Montreal Urban Kit is, in many ways, about our urban spaces and urban activities such as houses to buy and houses to rent, park designs, city street maps and, in a more practical way, about our local commercial streets and activities.
Compared to villages and small towns, cities are central mostly because of the large variety of services they offer. Services such as university education, employment jobs, real estate property listings, fine dining restaurants, community services organizations, personal, commercial and business services and many others
Cities are central because of the unlimited social potential of the friendship, interactions and networking they offer. Montreal is where we meet, where we relate and where we interact.
Montreal is also where our urban emotional availability is lesser than in any smaller rural population. The reason is quite simple, there are a great many of us and we sort of tend to stick to our families, our friends, our co-workers and some of our neighbors.
Montreal is the largest island of all the Montreal islands and there are many. An island surrounded by two rivers and a lake, the Prairies River, the Two Mountains Lake and the St-Lawrence River.
The Rivière-des-Prairies also called Prairie River or Back River flows between Ïle Jésus where the city of Laval is located and the Island of Montreal. A Prairie River that eventually flows into the St-Lawrence River at the eastern tip of the Island of Montreal.
One distinctive features is that, in our daily Montreal Urban Kit, East is referred to as North and West is referred to as South. Montreal is the only city in the world where the sun sets in the North simply because we adapted our street system and grid to the geography of our island.
Streets that are perpendicular to the two rivers are referred to as North or South, North being in the vicinity of the Rivière-des-Prairies and South being in the vicinity of the Fleuve Saint-Laurent.
In Montreal, streets that are parallel to both rivers that is the Rivière-des-Prairies EAST and the St-Lawrence WEST are divided by the St-Lawrence Boulevard (also called the Main) and the sectors are referred as EAST and WEST.

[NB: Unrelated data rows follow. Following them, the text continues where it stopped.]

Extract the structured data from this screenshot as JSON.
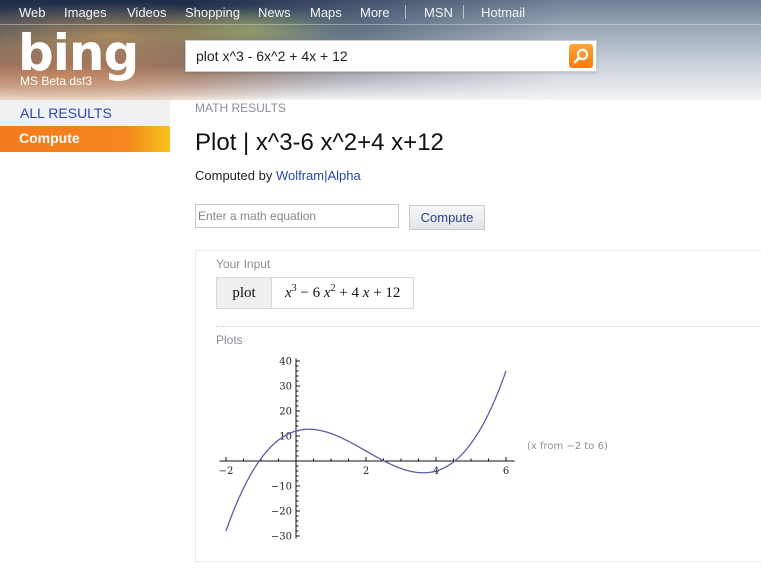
{
  "topnav": {
    "items": [
      "Web",
      "Images",
      "Videos",
      "Shopping",
      "News",
      "Maps",
      "More",
      "MSN",
      "Hotmail"
    ]
  },
  "brand": {
    "logo": "bing",
    "subtitle": "MS Beta dsf3",
    "accent_color": "#f47a1c"
  },
  "search": {
    "query": "plot x^3 - 6x^2 + 4x + 12",
    "button_icon": "search-icon"
  },
  "leftnav": {
    "all_results": "ALL RESULTS",
    "compute": "Compute"
  },
  "main": {
    "section_label": "MATH RESULTS",
    "title": "Plot | x^3-6 x^2+4 x+12",
    "computed_by_prefix": "Computed by ",
    "computed_by_link": "Wolfram|Alpha",
    "math_input_placeholder": "Enter a math equation",
    "compute_button": "Compute"
  },
  "pods": {
    "input_title": "Your Input",
    "input_command": "plot",
    "input_expression_parts": [
      "x",
      "3",
      " − 6 ",
      "x",
      "2",
      " + 4 ",
      "x",
      " + 12"
    ],
    "plots_title": "Plots",
    "range_note": "(x from −2 to 6)"
  },
  "chart_data": {
    "type": "line",
    "title": "",
    "function": "x^3 - 6x^2 + 4x + 12",
    "xlabel": "",
    "ylabel": "",
    "xlim": [
      -2.1,
      6.25
    ],
    "ylim": [
      -31,
      41
    ],
    "x_domain": [
      -2,
      6
    ],
    "x_ticks": [
      -2,
      2,
      4,
      6
    ],
    "x_tick_labels": [
      "−2",
      "2",
      "4",
      "6"
    ],
    "y_ticks": [
      -30,
      -20,
      -10,
      10,
      20,
      30,
      40
    ],
    "y_tick_labels": [
      "−30",
      "−20",
      "−10",
      "10",
      "20",
      "30",
      "40"
    ],
    "series": [
      {
        "name": "x^3 - 6x^2 + 4x + 12",
        "color": "#5b5ea6",
        "x": [
          -2,
          -1.5,
          -1,
          -0.5,
          0,
          0.35,
          0.5,
          1,
          1.5,
          2,
          2.5,
          3,
          3.5,
          3.65,
          4,
          4.5,
          5,
          5.5,
          6
        ],
        "y": [
          -28,
          -11.625,
          1,
          9.375,
          12,
          12.67,
          12.625,
          11,
          8.375,
          4,
          -1.375,
          -9,
          -4.625,
          -4.67,
          -4,
          -1.875,
          7,
          15.625,
          36
        ]
      }
    ],
    "grid": false,
    "legend": "none"
  }
}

For example, Anjou and Saint-Léonard boroughs are located EAST of the St-Lawrence Boulevard while Lachine and the LaSalle boroughs are located WEST of the St-Lawrence Boulevard.
Montrealers are familiar with where is East and where is West in their City but visitors seldom are. Same with NORTH and SOUTH, Rivière-des-Prairies-Pointe-aux-Trembles NORTH, Senneville, Baie-d'Urfé, Sainte-Anne-de-Bellevue SOUTH.
IIt is not all sunshine and roses in our Montreal urban vision.
The City of Montreal needs to increase transit to its downtown core, especially since (according to some) Montreal is the third worst city in Canada when it comes to traffic.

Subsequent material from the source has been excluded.